Mas, para além disso, a inclusão do investimento público no
teto de gastos é anacrônica do ponto da vista da experiência internacional.
Estudo publicado pelo FMI em 2015 mostra que há alguma variância entre os
diferentes tipos de tetos de gastos, mas todos tendem a excluir o investimento
público e/ou ter cláusulas de escape para a adoção de medidas econômicas,
quando necessárias.
Queiram os técnicos do governo ou não, o teto é
profundamente inadequado tanto para a fase aguda da crise de saúde e da crise
econômica quanto para a fase crônica que lhe seguirá. Teremos de continuar a
conviver com o vírus, e, por essa razão, tenho insistido que a recuperação será
volátil e lenta. Assim seria mesmo que não tivéssemos acrescentado aos nossos
problemas a atual crise política e institucional com a saída de Sergio Moro.

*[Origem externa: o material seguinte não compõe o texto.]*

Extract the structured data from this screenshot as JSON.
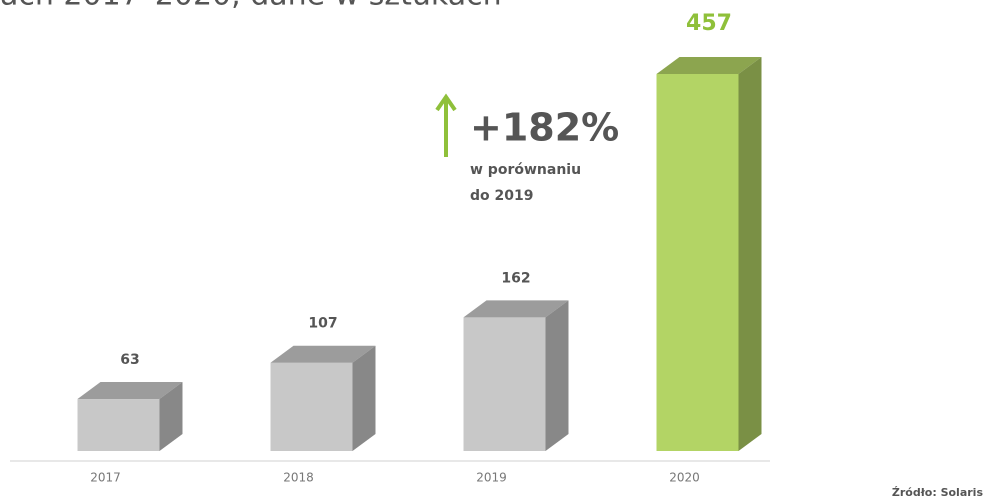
{
  "chart_data": {
    "type": "bar3d",
    "title": "ach 2017–2020, dane w sztukach",
    "categories": [
      "2017",
      "2018",
      "2019",
      "2020"
    ],
    "values": [
      63,
      107,
      162,
      457
    ],
    "colors": [
      "#c8c8c8",
      "#c8c8c8",
      "#c8c8c8",
      "#b3d465"
    ],
    "annotation": {
      "value": "+182%",
      "lines": [
        "w porównaniu",
        "do 2019"
      ]
    },
    "source": "Źródło: Solaris"
  }
}
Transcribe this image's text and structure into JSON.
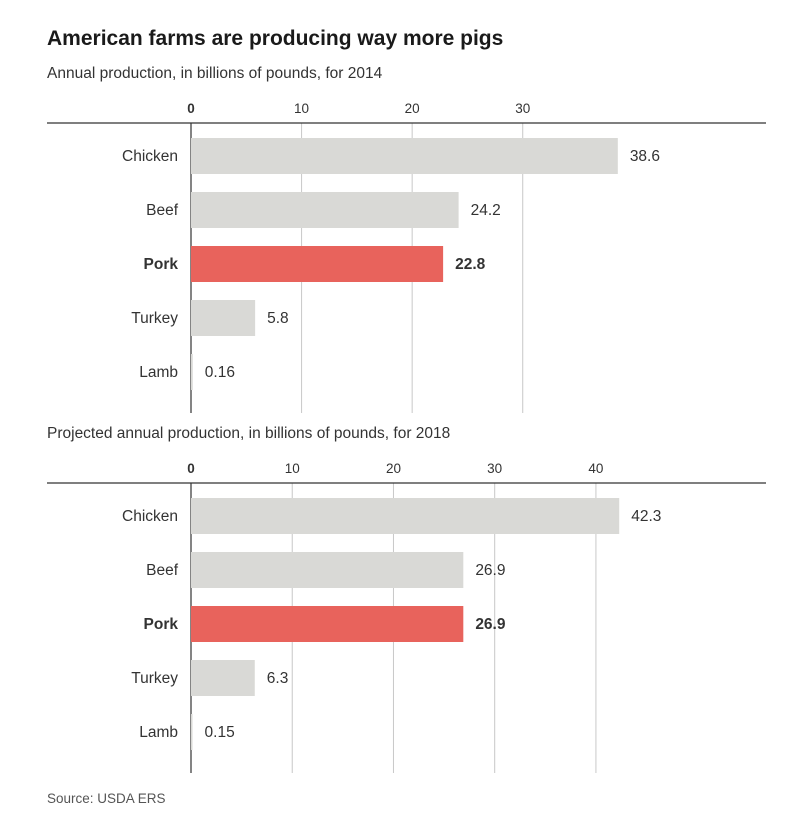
{
  "title": "American farms are producing way more pigs",
  "source": "Source: USDA ERS",
  "colors": {
    "bar": "#d9d9d6",
    "highlight": "#e8635c",
    "grid": "#c8c8c8",
    "axis": "#333333"
  },
  "chart_data": [
    {
      "type": "bar",
      "orientation": "horizontal",
      "subtitle": "Annual production, in billions of pounds, for 2014",
      "categories": [
        "Chicken",
        "Beef",
        "Pork",
        "Turkey",
        "Lamb"
      ],
      "values": [
        38.6,
        24.2,
        22.8,
        5.8,
        0.16
      ],
      "value_labels": [
        "38.6",
        "24.2",
        "22.8",
        "5.8",
        "0.16"
      ],
      "highlight": "Pork",
      "ticks": [
        0,
        10,
        20,
        30
      ],
      "xlim": [
        0,
        52
      ]
    },
    {
      "type": "bar",
      "orientation": "horizontal",
      "subtitle": "Projected annual production, in billions of pounds, for 2018",
      "categories": [
        "Chicken",
        "Beef",
        "Pork",
        "Turkey",
        "Lamb"
      ],
      "values": [
        42.3,
        26.9,
        26.9,
        6.3,
        0.15
      ],
      "value_labels": [
        "42.3",
        "26.9",
        "26.9",
        "6.3",
        "0.15"
      ],
      "highlight": "Pork",
      "ticks": [
        0,
        10,
        20,
        30,
        40
      ],
      "xlim": [
        0,
        56.8
      ]
    }
  ]
}
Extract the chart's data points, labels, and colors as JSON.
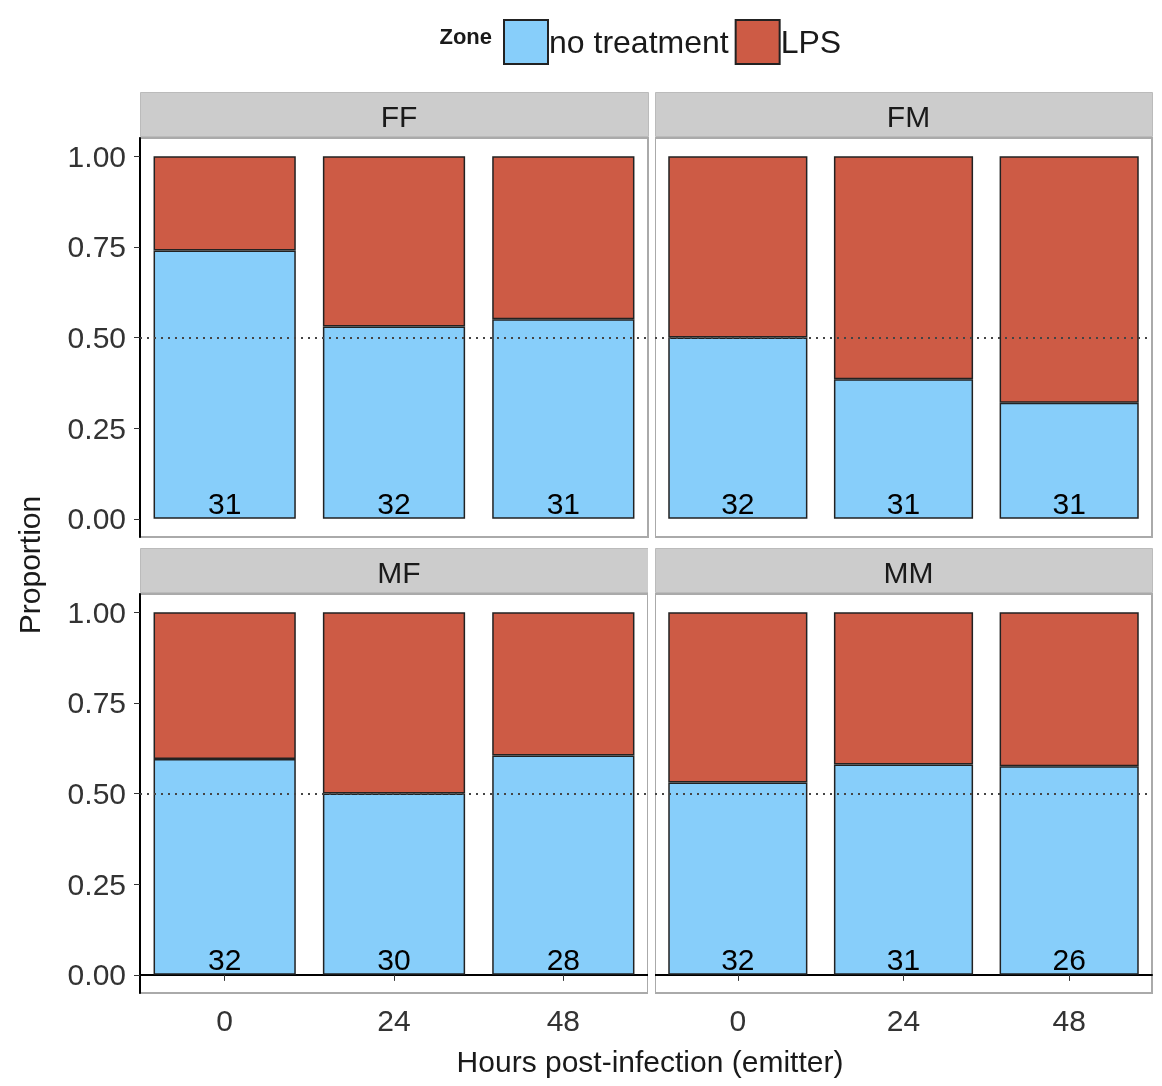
{
  "chart_data": [
    {
      "type": "bar",
      "title": "FF",
      "stacked": true,
      "categories": [
        "0",
        "24",
        "48"
      ],
      "legend": "top",
      "legend_title": "Zone",
      "ylabel": "Proportion",
      "tick_labels": "y",
      "ylim": [
        -0.05,
        1.05
      ],
      "yticks": [
        {
          "value": 0,
          "label": "0.00"
        },
        {
          "value": 0.25,
          "label": "0.25"
        },
        {
          "value": 0.5,
          "label": "0.50"
        },
        {
          "value": 0.75,
          "label": "0.75"
        },
        {
          "value": 1,
          "label": "1.00"
        }
      ],
      "ref_lines": [
        {
          "axis": "y",
          "value": 0.5,
          "line_style": "dotted"
        }
      ],
      "annotations": [
        "31",
        "32",
        "31"
      ],
      "series": [
        {
          "name": "no treatment",
          "color": "#87cefa",
          "values": [
            0.74,
            0.53,
            0.55
          ]
        },
        {
          "name": "LPS",
          "color": "#cd5b45",
          "values": [
            0.26,
            0.47,
            0.45
          ]
        }
      ]
    },
    {
      "type": "bar",
      "title": "FM",
      "stacked": true,
      "categories": [
        "0",
        "24",
        "48"
      ],
      "tick_labels": false,
      "ylim": [
        -0.05,
        1.05
      ],
      "ref_lines": [
        {
          "axis": "y",
          "value": 0.5,
          "line_style": "dotted"
        }
      ],
      "annotations": [
        "32",
        "31",
        "31"
      ],
      "series": [
        {
          "color": "#87cefa",
          "values": [
            0.5,
            0.385,
            0.32
          ]
        },
        {
          "color": "#cd5b45",
          "values": [
            0.5,
            0.615,
            0.68
          ]
        }
      ]
    },
    {
      "type": "bar",
      "title": "MF",
      "stacked": true,
      "categories": [
        "0",
        "24",
        "48"
      ],
      "xlabel": "Hours post-infection (emitter)",
      "ylim": [
        -0.05,
        1.05
      ],
      "yticks": [
        {
          "value": 0,
          "label": "0.00"
        },
        {
          "value": 0.25,
          "label": "0.25"
        },
        {
          "value": 0.5,
          "label": "0.50"
        },
        {
          "value": 0.75,
          "label": "0.75"
        },
        {
          "value": 1,
          "label": "1.00"
        }
      ],
      "ref_lines": [
        {
          "axis": "y",
          "value": 0.5,
          "line_style": "dotted"
        }
      ],
      "annotations": [
        "32",
        "30",
        "28"
      ],
      "series": [
        {
          "color": "#87cefa",
          "values": [
            0.595,
            0.5,
            0.605
          ]
        },
        {
          "color": "#cd5b45",
          "values": [
            0.405,
            0.5,
            0.395
          ]
        }
      ]
    },
    {
      "type": "bar",
      "title": "MM",
      "stacked": true,
      "categories": [
        "0",
        "24",
        "48"
      ],
      "tick_labels": "x",
      "ylim": [
        -0.05,
        1.05
      ],
      "ref_lines": [
        {
          "axis": "y",
          "value": 0.5,
          "line_style": "dotted"
        }
      ],
      "annotations": [
        "32",
        "31",
        "26"
      ],
      "series": [
        {
          "color": "#87cefa",
          "values": [
            0.53,
            0.58,
            0.575
          ]
        },
        {
          "color": "#cd5b45",
          "values": [
            0.47,
            0.42,
            0.425
          ]
        }
      ]
    }
  ]
}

Dada a conjunção de crises e a dinâmica da economia brasileira, inevitavelmente
teremos de nos valer do investimento público durante a fase de reconstrução
econômica, pois o investimento privado não retornará tão cedo em situação de
volatilidade.
Para tanto é preciso pensar simultaneamente em três linhas
de frente: as prioridades para o investimento; o detalhamento dos projetos,
para que não tenhamos os fracassos vistos em governos anteriores; e a
necessária flexibilização do teto. A economia e a população brasileiras
precisam mais do que nunca que tabus sejam abandonados em prol do bem maior: a
atenuação da crise humanitária provocada pela epidemia e pela crise econômica.
O momento é de pensar seriamente o papel do investimento
público, como estão fazendo vários países mundo afora, e de lembrar que nossas
deficiências de infraestrutura não serão sanadas sem o envolvimento do Estado.
A falsa dicotomia entre Estado e mercado caducou. Viremos essa página.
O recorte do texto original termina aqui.